# Recogize this shower diverter?



## allenm (Nov 20, 2015)

Hey everyone,

One of my subs has been working on this for 2 months. 3 or 4 different guys have gotten involved and no one know who makes this. They've tried all their normal suppliers and no one recognizes it. They sent some pictures of the cartridges and still nothing. I've checked with Grohe and Cifial and they don't claim it. 

I'll post pics of the cartridges next week when I go back. But in the mean time, if anyone recognizes it, I'd appreciate any insight. It's about 9 years old and installed when the shower was remodeled. 

No logos, markings, numbers, etc. 

Appreciate any help.


----------



## MarkJames (Nov 25, 2012)

Is that the finish or water spots on the plate? If the latter, maybe clean it and then look again with a light. (I've sworn there were no markings many times and later found one.)

Whereabouts are you located? There are a couple plumbing parts suppliers in the DC area that could figure it out.

Edit: could be Delta


----------



## allenm (Nov 20, 2015)

MarkJames said:


> Is that the finish or water spots on the plate? If the latter, maybe clean it and then look again with a light. (I've sworn there were no markings many times and later found one.)
> 
> Whereabouts are you located? There are a couple plumbing parts suppliers in the DC area that could figure it out.


Ha yes, they're water spots. I cleaned one spot on the bottom since that's where most logos are placed and nothing. Good suggestion, I'll clean the whole thing Monday when I tear it down.

I'm in LA and the plumber that's been helping said they've tried a few places in LA and a couple others on the east coast. Didn't ask specifics though.


----------



## KillerToiletSpider (May 27, 2007)

Check a Water Works catalog, it resembles some of the pure crap they produce.


----------



## allenm (Nov 20, 2015)

Here are some pics of the cartridges. 

I've gotten a negative from: Delta, Water Works, Grohe, Hasnsgrohe, Kohler, and Danze.

Anyone at least recognize the cartridges, that's all that needs a replacement.

Thanks!


----------



## MarkJames (Nov 25, 2012)

maybe this? (I think so...never heard of it, though.)

http://www.showerdoc.com/shower-accessories/cartridges/bristan

http://www.ebay.co.uk/itm/NewTeam-Thermostatic-Cartridge-SP-077-0148-/151825511997

Or this one (no gold ring):
http://www.ebay.co.uk/itm/Thermosta...33-Thermostat-CART-06733-Vernet-/121686124502


----------



## allenm (Nov 20, 2015)

MarkJames said:


> maybe this:
> 
> http://www.showerdoc.com/shower-accessories/cartridges/bristan


Thanks, Mark. That thermo sure looks like one of theirs. For sure it's not a NewTeam valve. I'll check with that company in the UK to see if they recognize it.

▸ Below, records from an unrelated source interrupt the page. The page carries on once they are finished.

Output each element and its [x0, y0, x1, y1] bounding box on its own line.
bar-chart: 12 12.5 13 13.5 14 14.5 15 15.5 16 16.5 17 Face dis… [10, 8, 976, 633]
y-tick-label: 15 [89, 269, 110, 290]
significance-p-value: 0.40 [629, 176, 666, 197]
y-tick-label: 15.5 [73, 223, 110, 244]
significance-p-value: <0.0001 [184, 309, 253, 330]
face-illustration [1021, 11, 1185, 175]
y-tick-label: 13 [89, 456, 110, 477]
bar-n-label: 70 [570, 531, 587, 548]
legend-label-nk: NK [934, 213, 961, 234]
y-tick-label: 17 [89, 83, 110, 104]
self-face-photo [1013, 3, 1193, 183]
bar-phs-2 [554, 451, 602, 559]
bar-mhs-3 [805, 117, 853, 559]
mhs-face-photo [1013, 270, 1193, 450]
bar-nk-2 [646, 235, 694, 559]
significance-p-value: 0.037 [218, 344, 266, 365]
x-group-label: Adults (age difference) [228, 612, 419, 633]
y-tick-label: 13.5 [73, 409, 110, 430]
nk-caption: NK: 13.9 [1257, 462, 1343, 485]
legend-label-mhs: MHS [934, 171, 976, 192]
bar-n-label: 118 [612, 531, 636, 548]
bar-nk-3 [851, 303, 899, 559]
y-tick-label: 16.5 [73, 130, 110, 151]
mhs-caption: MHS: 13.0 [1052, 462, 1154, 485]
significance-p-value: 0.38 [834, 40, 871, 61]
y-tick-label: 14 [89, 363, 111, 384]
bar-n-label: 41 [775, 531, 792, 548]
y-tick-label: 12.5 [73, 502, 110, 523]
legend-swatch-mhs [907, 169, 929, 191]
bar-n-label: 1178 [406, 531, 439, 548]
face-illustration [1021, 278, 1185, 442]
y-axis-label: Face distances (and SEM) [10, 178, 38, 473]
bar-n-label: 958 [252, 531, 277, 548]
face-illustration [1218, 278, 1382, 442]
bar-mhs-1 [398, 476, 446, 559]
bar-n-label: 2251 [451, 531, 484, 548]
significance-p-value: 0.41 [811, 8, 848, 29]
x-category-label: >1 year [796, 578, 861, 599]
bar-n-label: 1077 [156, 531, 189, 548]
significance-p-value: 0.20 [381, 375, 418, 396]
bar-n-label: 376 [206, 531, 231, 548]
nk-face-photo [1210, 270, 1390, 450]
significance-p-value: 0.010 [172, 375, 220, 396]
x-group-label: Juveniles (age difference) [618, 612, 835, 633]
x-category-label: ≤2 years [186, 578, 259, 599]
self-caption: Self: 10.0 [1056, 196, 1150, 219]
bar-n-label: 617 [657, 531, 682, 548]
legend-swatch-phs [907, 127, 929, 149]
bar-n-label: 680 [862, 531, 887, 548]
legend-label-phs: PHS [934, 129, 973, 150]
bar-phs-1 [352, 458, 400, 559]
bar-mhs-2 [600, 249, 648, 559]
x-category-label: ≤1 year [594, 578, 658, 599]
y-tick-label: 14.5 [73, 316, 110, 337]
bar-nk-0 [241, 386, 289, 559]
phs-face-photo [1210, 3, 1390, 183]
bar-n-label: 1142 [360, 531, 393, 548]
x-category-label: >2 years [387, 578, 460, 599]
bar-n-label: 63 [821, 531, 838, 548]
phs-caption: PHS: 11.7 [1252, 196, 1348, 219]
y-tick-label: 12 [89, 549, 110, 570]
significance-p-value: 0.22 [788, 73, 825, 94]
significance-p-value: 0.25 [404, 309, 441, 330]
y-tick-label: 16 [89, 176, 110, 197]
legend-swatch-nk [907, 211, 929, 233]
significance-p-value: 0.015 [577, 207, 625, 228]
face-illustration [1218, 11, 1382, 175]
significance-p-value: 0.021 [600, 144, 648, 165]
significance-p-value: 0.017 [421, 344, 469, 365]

I'll need to buy the replacement stops as well since they'll be in there.


----------



## allenm (Nov 20, 2015)

A few more pics. 

Everyone was surprised at how shallow the valve was. 

The plumbers had some luck finding the thermo cartridge too yesterday but stuck on the diverter and the stops now.

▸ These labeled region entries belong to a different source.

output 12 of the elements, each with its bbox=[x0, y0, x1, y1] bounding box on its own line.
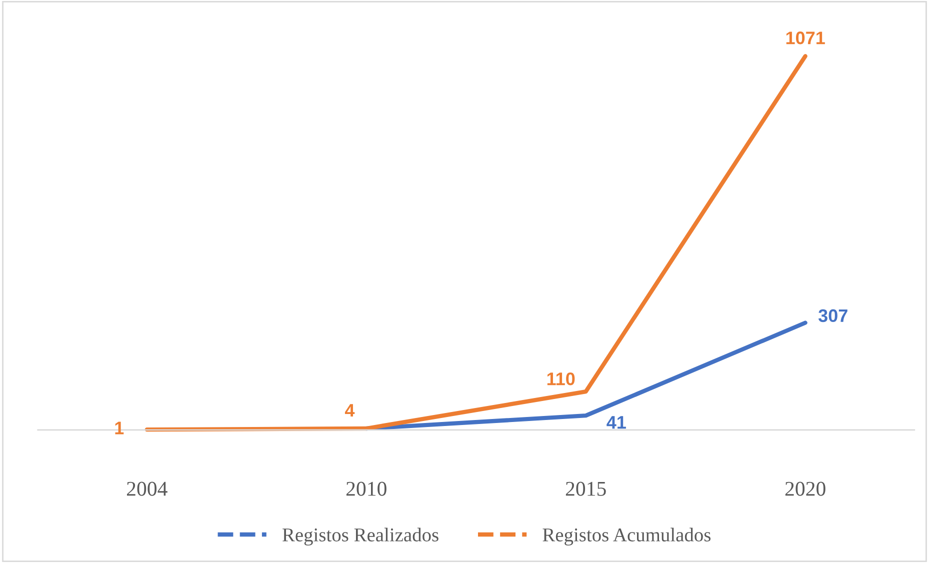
x-tick-label: 2010 bbox=[346, 482, 386, 496]
legend-label: Registos Realizados bbox=[282, 528, 438, 546]
data-label: 110 bbox=[547, 372, 575, 386]
x-tick-label: 2004 bbox=[126, 482, 168, 496]
x-tick-label: 2015 bbox=[566, 482, 606, 496]
data-label: 307 bbox=[818, 309, 848, 322]
data-label: 1071 bbox=[786, 32, 825, 44]
data-label: 41 bbox=[606, 416, 626, 429]
data-label: 1 bbox=[115, 422, 124, 434]
legend-label: Registos Acumulados bbox=[542, 528, 711, 546]
data-label: 4 bbox=[344, 404, 355, 417]
x-tick-label: 2020 bbox=[785, 482, 826, 496]
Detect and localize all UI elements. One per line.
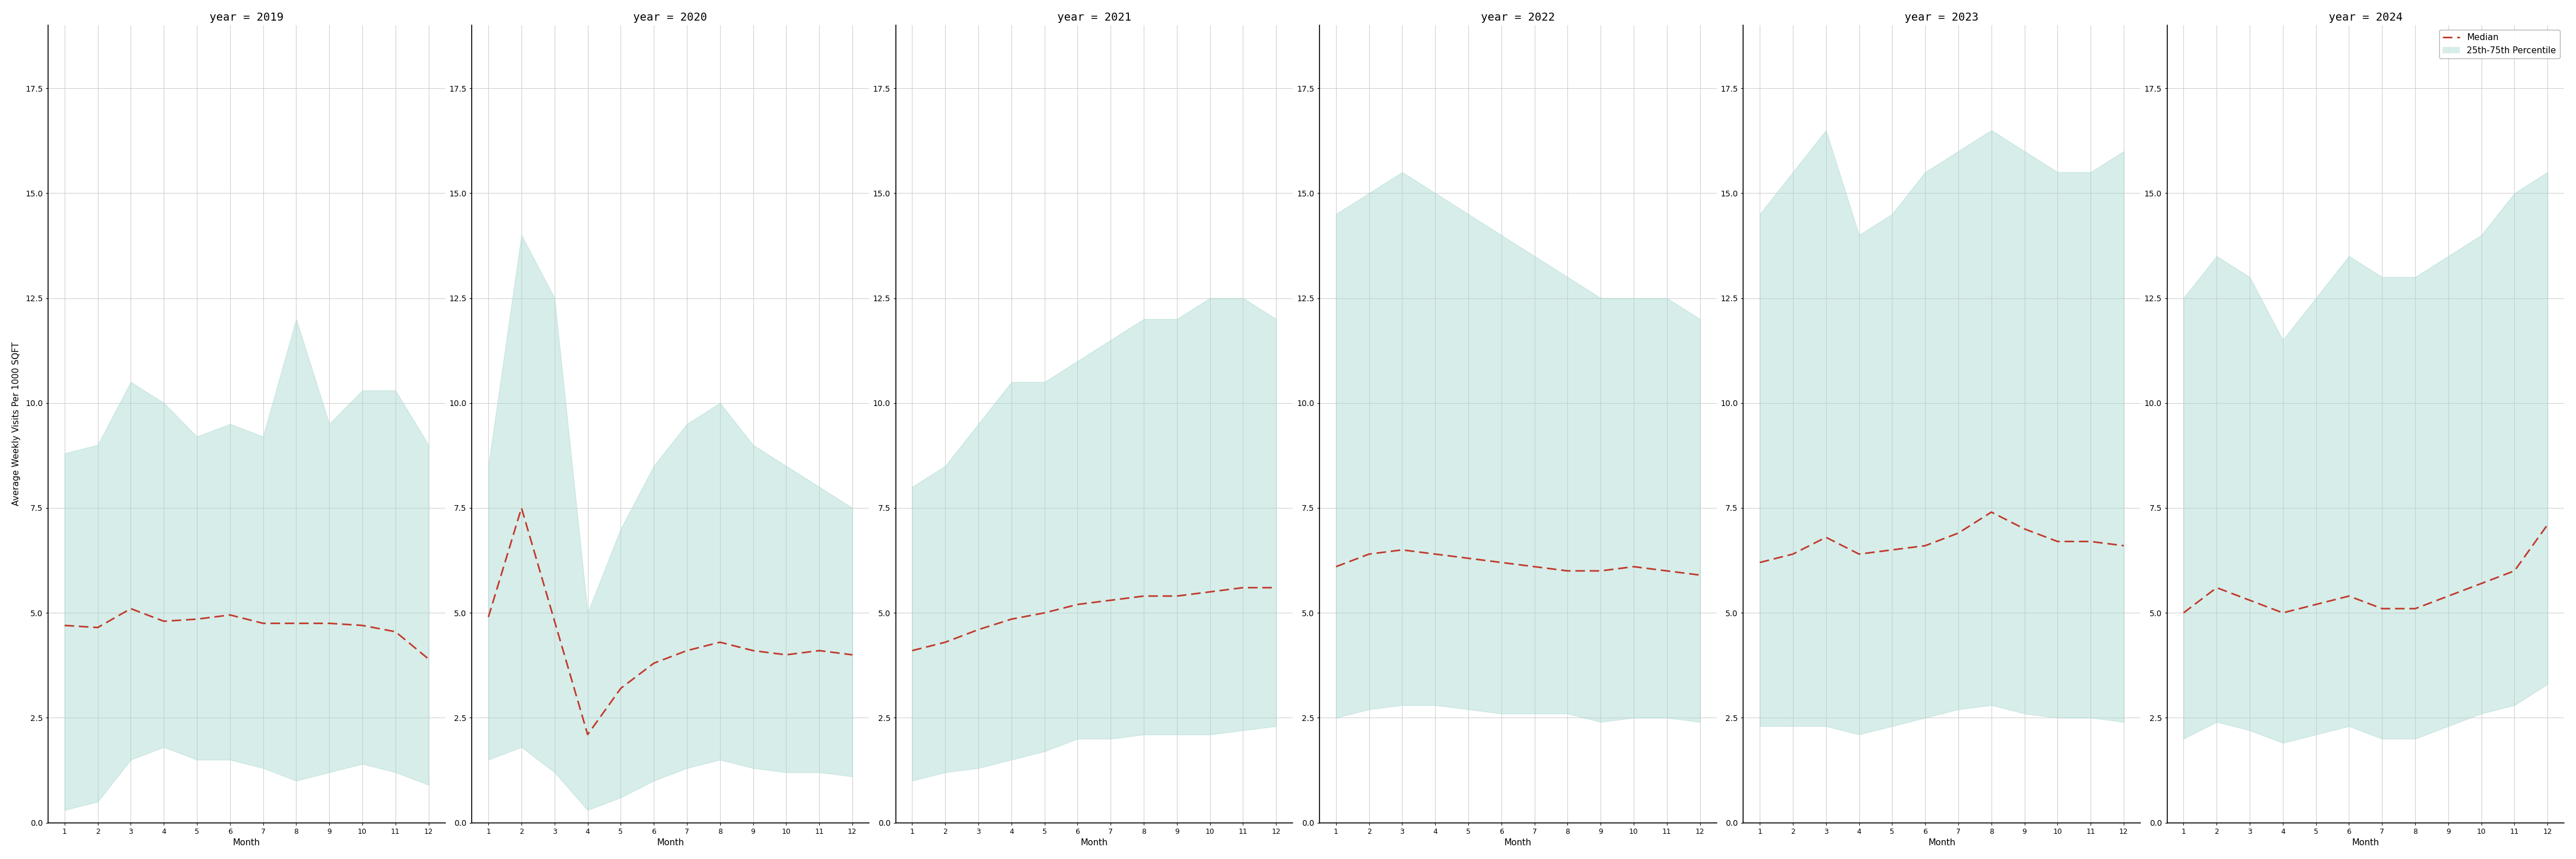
Title: year = 2020: year = 2020 — [634, 12, 708, 23]
Median — [1061, 600, 1092, 610]
X-axis label: Month: Month — [1079, 838, 1108, 847]
Median — [1878, 545, 1909, 555]
Median — [1744, 557, 1775, 568]
Median — [116, 604, 147, 614]
Median — [2300, 600, 2331, 610]
Title: year = 2023: year = 2023 — [1904, 12, 1978, 23]
Median — [1386, 545, 1417, 555]
Median — [2532, 520, 2563, 530]
Median — [538, 616, 569, 626]
Median — [1095, 595, 1126, 606]
Median — [82, 623, 113, 633]
Median — [1486, 557, 1517, 568]
Median — [180, 614, 211, 624]
Title: year = 2022: year = 2022 — [1481, 12, 1556, 23]
Median — [2334, 591, 2365, 601]
Median — [770, 649, 801, 660]
Median — [1520, 562, 1551, 572]
Line: Median: Median — [1337, 550, 1700, 575]
Median — [1584, 566, 1615, 576]
Median — [412, 654, 443, 664]
Median — [2432, 591, 2463, 601]
Line: Median: Median — [489, 508, 853, 734]
Median — [605, 683, 636, 693]
Title: year = 2021: year = 2021 — [1056, 12, 1131, 23]
Median — [247, 618, 278, 629]
Median — [1260, 582, 1291, 593]
Median — [1942, 528, 1973, 539]
Median — [804, 645, 835, 655]
X-axis label: Month: Month — [232, 838, 260, 847]
Line: Median: Median — [1759, 512, 2123, 563]
X-axis label: Month: Month — [1504, 838, 1533, 847]
Title: year = 2024: year = 2024 — [2329, 12, 2403, 23]
Legend: Median, 25th-75th Percentile: Median, 25th-75th Percentile — [2439, 30, 2561, 58]
Median — [1321, 562, 1352, 572]
Median — [572, 729, 603, 740]
Median — [639, 658, 670, 668]
Line: Median: Median — [912, 588, 1275, 650]
Median — [896, 645, 927, 655]
X-axis label: Month: Month — [2352, 838, 2380, 847]
Median — [474, 612, 505, 622]
Median — [2267, 607, 2298, 618]
Median — [214, 610, 245, 620]
Median — [2367, 604, 2398, 614]
Median — [1553, 566, 1584, 576]
Median — [1128, 591, 1159, 601]
Median — [314, 618, 345, 629]
Median — [49, 620, 80, 631]
Y-axis label: Average Weekly Visits Per 1000 SQFT: Average Weekly Visits Per 1000 SQFT — [13, 342, 21, 506]
Median — [1909, 540, 1940, 551]
Median — [2009, 524, 2040, 534]
Median — [1028, 607, 1059, 618]
Line: Median: Median — [64, 609, 428, 659]
Median — [1162, 591, 1193, 601]
Median — [737, 645, 768, 655]
Median — [706, 637, 737, 648]
Median — [2499, 566, 2530, 576]
Median — [1419, 549, 1450, 559]
Median — [381, 626, 412, 637]
Median — [1844, 549, 1875, 559]
Median — [2401, 604, 2432, 614]
Median — [930, 637, 961, 648]
Title: year = 2019: year = 2019 — [209, 12, 283, 23]
Median — [963, 624, 994, 635]
Line: Median: Median — [2184, 525, 2548, 612]
Median — [2043, 536, 2074, 546]
Median — [672, 645, 703, 655]
Median — [1618, 562, 1649, 572]
Median — [1651, 566, 1682, 576]
Median — [1976, 507, 2007, 517]
X-axis label: Month: Month — [657, 838, 685, 847]
Median — [2076, 536, 2107, 546]
Median — [1229, 582, 1260, 593]
X-axis label: Month: Month — [1927, 838, 1955, 847]
Median — [1352, 549, 1383, 559]
Median — [1195, 587, 1226, 597]
Median — [2169, 607, 2200, 618]
Median — [149, 616, 180, 626]
Median — [2233, 595, 2264, 606]
Median — [348, 620, 379, 631]
Median — [837, 649, 868, 660]
Median — [1777, 549, 1808, 559]
Median — [1453, 553, 1484, 564]
Median — [997, 614, 1028, 624]
Median — [2202, 582, 2233, 593]
Median — [2107, 540, 2138, 551]
Median — [1685, 570, 1716, 580]
Median — [1811, 532, 1842, 542]
Median — [2465, 578, 2496, 588]
Median — [505, 503, 536, 513]
Median — [281, 618, 312, 629]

It's not hansgrohe, he was just using the box to take the picture against.


----------



## Tinstaafl (Jan 6, 2008)

Why not just replace the thing and be done with it?


----------



## MarkJames (Nov 25, 2012)

Since there's access, my vote is for replacing the whole thing, too.


----------



## allenm (Nov 20, 2015)

I'm with you, I'd just like to be done with this one.

Replacing is a bit of an issue. I suspect the shower was a later addition because the wall is 2x4 flat (fairly new looking) that they took from the closet in the adjoining room.

And the closet of course has an expensive organizer so cutting that apart makes it quite expensive an option too.

The valve is a 3 way diverter and we've yet to find one that's this shallow and not $800. 

Hence the hope to find the repair parts. If anyone has a suggestion of a shallow (1") 3 way and modern, that's reasonably priced, I'm open to suggestions.


----------



## Splinter (Apr 5, 2005)

Moen 3330... similar size trim plate, and reasonably shallow rough-in valve...


----------



## rrk (Apr 22, 2012)

I just had similar issue with wolverine brass pos valve, replaced it with new small shallow Delta. The rough in valve is the same for several different function cartridges


----------